Being the youngest I was able to learn from my older siblings and have deliberately avoided any pattern which sets expectations of who I am supposed to spend Christmas with. However, if you are already in a Christmas pattern and not happy with it, feel free to change it. Once you’ve decided what you want to do, tell everyone early so they can make other plans – be kind but firm. You will most likely be met with resistance in the first year, but it will be worth it for future Christmases.

Create your own traditions. 

An issue all families face, regardless of their shape, size or blend, is what to do when a couple gets together or has children. Suddenly the Grandparents become extended not nuclear and juggling two extended families' expectations can be challenging. However, it is also an opportunity for you to create your own traditions. Discuss with your partner, and if appropriate your kids, what they would like to do and make your own traditions using the best of both families. 

It is about a period of time, not one day. 

When your family is blended it is not possible to see everyone in one day so make arrangements to see them on other days over the festive season. 

Don’t over-commit. 

Space it out and don’t over-commit, the festive season can be as long as you want to make it – one week, the whole month of December or simply the day itself. And if some people have to be moved into November, or the New Year, so be it. 

Make time for yourself. 

Whilst making your plans for Christmas make time for yourself, there is nothing worse than running around non-stop seeing family only to return to work for a break.
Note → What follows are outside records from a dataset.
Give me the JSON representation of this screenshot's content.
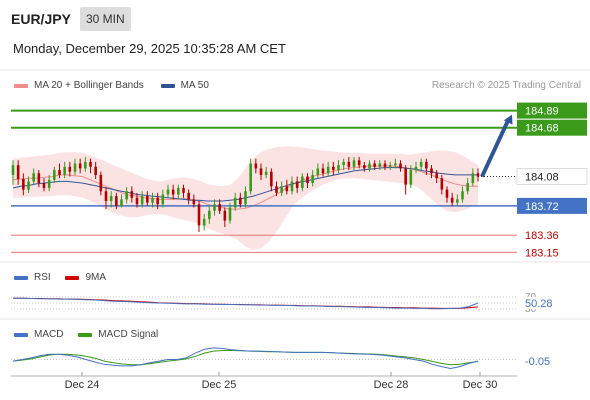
{
  "header": {
    "pair": "EUR/JPY",
    "timeframe": "30 MIN",
    "datetime": "Monday, December 29, 2025 10:35:28 AM CET"
  },
  "legend": {
    "ma20_label": "MA 20 + Bollinger Bands",
    "ma20_color": "#f28b8b",
    "ma50_label": "MA 50",
    "ma50_color": "#2f5597",
    "credit": "Research © 2025 Trading Central"
  },
  "rsi_legend": {
    "rsi_label": "RSI",
    "rsi_color": "#4472c4",
    "ma_label": "9MA",
    "ma_color": "#d00000"
  },
  "macd_legend": {
    "macd_label": "MACD",
    "macd_color": "#4472c4",
    "signal_label": "MACD Signal",
    "signal_color": "#3a9a1a"
  },
  "chart_data": {
    "type": "candlestick",
    "x_tick_labels": [
      "Dec 24",
      "Dec 25",
      "Dec 28",
      "Dec 30"
    ],
    "price_range": [
      183.08,
      185.02
    ],
    "last_price": 184.08,
    "levels": [
      {
        "value": 184.89,
        "label": "184.89",
        "kind": "resistance",
        "color": "#3a9a1a"
      },
      {
        "value": 184.68,
        "label": "184.68",
        "kind": "resistance",
        "color": "#3a9a1a"
      },
      {
        "value": 183.72,
        "label": "183.72",
        "kind": "pivot",
        "color": "#4472c4"
      },
      {
        "value": 183.36,
        "label": "183.36",
        "kind": "support",
        "color": "#e06060"
      },
      {
        "value": 183.15,
        "label": "183.15",
        "kind": "support",
        "color": "#e06060"
      }
    ],
    "last_price_label": "184.08",
    "candles": [
      [
        184.1,
        184.22,
        184.28,
        183.98
      ],
      [
        184.22,
        184.05,
        184.28,
        183.98
      ],
      [
        184.05,
        183.92,
        184.12,
        183.85
      ],
      [
        183.92,
        184.02,
        184.08,
        183.88
      ],
      [
        184.02,
        184.12,
        184.18,
        183.98
      ],
      [
        184.12,
        184.0,
        184.16,
        183.95
      ],
      [
        184.0,
        183.94,
        184.06,
        183.9
      ],
      [
        183.94,
        184.04,
        184.1,
        183.9
      ],
      [
        184.04,
        184.16,
        184.2,
        184.0
      ],
      [
        184.16,
        184.1,
        184.24,
        184.06
      ],
      [
        184.1,
        184.2,
        184.26,
        184.06
      ],
      [
        184.2,
        184.14,
        184.26,
        184.08
      ],
      [
        184.14,
        184.24,
        184.3,
        184.1
      ],
      [
        184.24,
        184.18,
        184.3,
        184.12
      ],
      [
        184.18,
        184.26,
        184.32,
        184.14
      ],
      [
        184.26,
        184.2,
        184.3,
        184.12
      ],
      [
        184.2,
        184.1,
        184.26,
        184.05
      ],
      [
        184.1,
        183.9,
        184.14,
        183.85
      ],
      [
        183.9,
        183.78,
        183.95,
        183.68
      ],
      [
        183.78,
        183.84,
        183.9,
        183.7
      ],
      [
        183.84,
        183.72,
        183.88,
        183.68
      ],
      [
        183.72,
        183.8,
        183.86,
        183.7
      ],
      [
        183.8,
        183.9,
        183.95,
        183.75
      ],
      [
        183.9,
        183.82,
        183.96,
        183.76
      ],
      [
        183.82,
        183.74,
        183.88,
        183.7
      ],
      [
        183.74,
        183.84,
        183.9,
        183.7
      ],
      [
        183.84,
        183.76,
        183.9,
        183.72
      ],
      [
        183.76,
        183.82,
        183.88,
        183.7
      ],
      [
        183.82,
        183.74,
        183.88,
        183.68
      ],
      [
        183.74,
        183.86,
        183.92,
        183.7
      ],
      [
        183.86,
        183.92,
        183.98,
        183.82
      ],
      [
        183.92,
        183.86,
        183.98,
        183.8
      ],
      [
        183.86,
        183.94,
        183.98,
        183.8
      ],
      [
        183.94,
        183.88,
        183.98,
        183.82
      ],
      [
        183.88,
        183.8,
        183.92,
        183.74
      ],
      [
        183.8,
        183.74,
        183.86,
        183.7
      ],
      [
        183.74,
        183.48,
        183.78,
        183.4
      ],
      [
        183.48,
        183.56,
        183.62,
        183.42
      ],
      [
        183.56,
        183.66,
        183.72,
        183.5
      ],
      [
        183.66,
        183.74,
        183.8,
        183.6
      ],
      [
        183.74,
        183.66,
        183.8,
        183.62
      ],
      [
        183.66,
        183.54,
        183.7,
        183.46
      ],
      [
        183.54,
        183.7,
        183.76,
        183.5
      ],
      [
        183.7,
        183.82,
        183.88,
        183.66
      ],
      [
        183.82,
        183.74,
        183.88,
        183.7
      ],
      [
        183.74,
        183.9,
        183.96,
        183.7
      ],
      [
        183.9,
        184.24,
        184.3,
        183.86
      ],
      [
        184.24,
        184.18,
        184.3,
        184.12
      ],
      [
        184.18,
        184.1,
        184.24,
        184.04
      ],
      [
        184.1,
        184.14,
        184.2,
        184.06
      ],
      [
        184.14,
        183.96,
        184.18,
        183.9
      ],
      [
        183.96,
        183.88,
        184.02,
        183.84
      ],
      [
        183.88,
        183.96,
        184.02,
        183.84
      ],
      [
        183.96,
        183.9,
        184.04,
        183.86
      ],
      [
        183.9,
        184.02,
        184.08,
        183.86
      ],
      [
        184.02,
        183.94,
        184.08,
        183.88
      ],
      [
        183.94,
        184.08,
        184.12,
        183.9
      ],
      [
        184.08,
        184.0,
        184.12,
        183.94
      ],
      [
        184.0,
        184.1,
        184.16,
        183.96
      ],
      [
        184.1,
        184.18,
        184.24,
        184.06
      ],
      [
        184.18,
        184.12,
        184.24,
        184.08
      ],
      [
        184.12,
        184.2,
        184.26,
        184.08
      ],
      [
        184.2,
        184.16,
        184.26,
        184.1
      ],
      [
        184.16,
        184.22,
        184.28,
        184.12
      ],
      [
        184.22,
        184.26,
        184.3,
        184.16
      ],
      [
        184.26,
        184.2,
        184.32,
        184.16
      ],
      [
        184.2,
        184.28,
        184.32,
        184.16
      ],
      [
        184.28,
        184.22,
        184.32,
        184.18
      ],
      [
        184.22,
        184.18,
        184.26,
        184.14
      ],
      [
        184.18,
        184.24,
        184.28,
        184.14
      ],
      [
        184.24,
        184.2,
        184.28,
        184.16
      ],
      [
        184.2,
        184.24,
        184.28,
        184.16
      ],
      [
        184.24,
        184.2,
        184.28,
        184.16
      ],
      [
        184.2,
        184.22,
        184.26,
        184.16
      ],
      [
        184.22,
        184.24,
        184.3,
        184.18
      ],
      [
        184.24,
        184.18,
        184.28,
        184.14
      ],
      [
        184.18,
        183.98,
        184.22,
        183.86
      ],
      [
        183.98,
        184.16,
        184.22,
        183.94
      ],
      [
        184.16,
        184.2,
        184.26,
        184.12
      ],
      [
        184.2,
        184.26,
        184.3,
        184.16
      ],
      [
        184.26,
        184.18,
        184.3,
        184.1
      ],
      [
        184.18,
        184.12,
        184.22,
        184.06
      ],
      [
        184.12,
        184.06,
        184.16,
        184.0
      ],
      [
        184.06,
        183.92,
        184.1,
        183.86
      ],
      [
        183.92,
        183.82,
        183.96,
        183.76
      ],
      [
        183.82,
        183.76,
        183.88,
        183.72
      ],
      [
        183.76,
        183.8,
        183.86,
        183.72
      ],
      [
        183.8,
        183.9,
        183.96,
        183.76
      ],
      [
        183.9,
        184.0,
        184.06,
        183.86
      ],
      [
        184.0,
        184.12,
        184.18,
        183.96
      ],
      [
        184.12,
        184.08,
        184.18,
        184.02
      ]
    ],
    "ma20": [
      184.04,
      184.05,
      184.06,
      184.06,
      184.07,
      184.08,
      184.1,
      184.1,
      184.09,
      184.08,
      184.04,
      184.0,
      183.96,
      183.92,
      183.88,
      183.85,
      183.84,
      183.82,
      183.81,
      183.8,
      183.8,
      183.8,
      183.81,
      183.8,
      183.78,
      183.74,
      183.72,
      183.7,
      183.68,
      183.68,
      183.69,
      183.72,
      183.76,
      183.81,
      183.86,
      183.92,
      183.98,
      184.02,
      184.06,
      184.09,
      184.11,
      184.14,
      184.16,
      184.18,
      184.19,
      184.2,
      184.21,
      184.21,
      184.21,
      184.21,
      184.2,
      184.18,
      184.16,
      184.13,
      184.1,
      184.06,
      184.02,
      183.99,
      183.97,
      183.96,
      183.96
    ],
    "ma50": [
      183.94,
      183.96,
      183.97,
      183.99,
      184.0,
      184.01,
      184.02,
      184.02,
      184.01,
      184.0,
      183.98,
      183.96,
      183.94,
      183.92,
      183.9,
      183.88,
      183.86,
      183.85,
      183.84,
      183.83,
      183.82,
      183.81,
      183.8,
      183.79,
      183.79,
      183.78,
      183.78,
      183.78,
      183.79,
      183.8,
      183.82,
      183.84,
      183.87,
      183.9,
      183.93,
      183.96,
      183.99,
      184.01,
      184.03,
      184.05,
      184.07,
      184.09,
      184.11,
      184.13,
      184.15,
      184.16,
      184.17,
      184.18,
      184.19,
      184.19,
      184.19,
      184.18,
      184.17,
      184.15,
      184.14,
      184.12,
      184.11,
      184.1,
      184.1,
      184.1,
      184.1
    ],
    "bb_upper": [
      184.3,
      184.31,
      184.32,
      184.33,
      184.34,
      184.35,
      184.37,
      184.38,
      184.38,
      184.37,
      184.34,
      184.3,
      184.26,
      184.22,
      184.18,
      184.14,
      184.1,
      184.06,
      184.03,
      184.02,
      184.04,
      184.06,
      184.07,
      184.06,
      184.03,
      183.99,
      183.97,
      183.96,
      183.98,
      184.06,
      184.18,
      184.3,
      184.38,
      184.42,
      184.44,
      184.45,
      184.45,
      184.44,
      184.43,
      184.41,
      184.4,
      184.39,
      184.38,
      184.37,
      184.37,
      184.37,
      184.36,
      184.36,
      184.36,
      184.36,
      184.36,
      184.35,
      184.36,
      184.37,
      184.39,
      184.4,
      184.4,
      184.38,
      184.34,
      184.28,
      184.22
    ],
    "bb_lower": [
      183.82,
      183.82,
      183.83,
      183.83,
      183.84,
      183.84,
      183.85,
      183.85,
      183.84,
      183.82,
      183.78,
      183.73,
      183.68,
      183.63,
      183.6,
      183.58,
      183.58,
      183.6,
      183.62,
      183.62,
      183.6,
      183.57,
      183.55,
      183.53,
      183.5,
      183.45,
      183.41,
      183.38,
      183.35,
      183.3,
      183.22,
      183.18,
      183.2,
      183.28,
      183.4,
      183.55,
      183.7,
      183.8,
      183.87,
      183.93,
      183.98,
      184.02,
      184.05,
      184.06,
      184.06,
      184.05,
      184.04,
      184.03,
      184.02,
      184.01,
      184.0,
      183.99,
      183.96,
      183.89,
      183.8,
      183.72,
      183.66,
      183.64,
      183.66,
      183.7,
      183.74
    ],
    "projection": {
      "from": 184.08,
      "to": 184.89
    },
    "rsi": {
      "ticks": [
        "70",
        "30"
      ],
      "last_label": "50.28",
      "range": [
        0,
        100
      ],
      "rsi_values": [
        66,
        66,
        65,
        64,
        64,
        63,
        63,
        62,
        61,
        60,
        58,
        56,
        55,
        54,
        52,
        51,
        50,
        49,
        48,
        47,
        47,
        46,
        46,
        45,
        45,
        44,
        44,
        43,
        43,
        42,
        42,
        41,
        40,
        40,
        39,
        38,
        38,
        37,
        36,
        35,
        35,
        34,
        33,
        33,
        32,
        32,
        31,
        31,
        32,
        33,
        38,
        50
      ],
      "ma_values": [
        66,
        66,
        65,
        65,
        64,
        64,
        63,
        63,
        62,
        61,
        60,
        58,
        57,
        56,
        54,
        53,
        51,
        50,
        49,
        48,
        48,
        47,
        46,
        46,
        45,
        45,
        44,
        44,
        43,
        43,
        42,
        42,
        41,
        41,
        40,
        39,
        39,
        38,
        37,
        37,
        36,
        35,
        35,
        34,
        34,
        33,
        33,
        32,
        32,
        32,
        34,
        37
      ]
    },
    "macd": {
      "last_label": "-0.05",
      "range": [
        -0.45,
        0.45
      ],
      "macd_values": [
        -0.05,
        0.0,
        0.05,
        0.12,
        0.16,
        0.16,
        0.13,
        0.08,
        0.0,
        -0.08,
        -0.15,
        -0.18,
        -0.2,
        -0.2,
        -0.16,
        -0.1,
        -0.05,
        0.0,
        0.0,
        0.05,
        0.2,
        0.32,
        0.36,
        0.34,
        0.3,
        0.28,
        0.26,
        0.26,
        0.25,
        0.24,
        0.23,
        0.22,
        0.22,
        0.22,
        0.22,
        0.21,
        0.2,
        0.18,
        0.17,
        0.16,
        0.15,
        0.12,
        0.08,
        0.05,
        0.0,
        -0.05,
        -0.15,
        -0.22,
        -0.28,
        -0.22,
        -0.12,
        -0.05
      ],
      "signal_values": [
        -0.05,
        -0.02,
        0.02,
        0.08,
        0.14,
        0.16,
        0.16,
        0.14,
        0.1,
        0.04,
        -0.05,
        -0.1,
        -0.14,
        -0.16,
        -0.16,
        -0.13,
        -0.09,
        -0.05,
        -0.02,
        0.02,
        0.1,
        0.2,
        0.26,
        0.28,
        0.28,
        0.27,
        0.26,
        0.25,
        0.24,
        0.24,
        0.23,
        0.22,
        0.22,
        0.22,
        0.22,
        0.21,
        0.2,
        0.19,
        0.18,
        0.17,
        0.16,
        0.14,
        0.11,
        0.08,
        0.05,
        0.0,
        -0.06,
        -0.12,
        -0.16,
        -0.15,
        -0.1,
        -0.06
      ]
    }
  }
}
Don’t start the New Year exhausted, get in some me time, treat yourself, get outdoors, have a bath, meditate – whatever works for you. It will also help you deal with family events without losing your cool. 

Woman walking away down a snow covered tree lined road

Set boundaries. 

Family can be overwhelming at the best of times, but Christmas seems to take that to another level. So, if you know you love your [insert family member] but only in small doses, create some boundaries and plan accordingly. Don’t put yourself under pressure to meet others' expectations, it is better to see them for a short time and enjoy it than having a prolonged period of anxiety. 

I hope you find this helpful and that you and your family have a wonderful Christmas.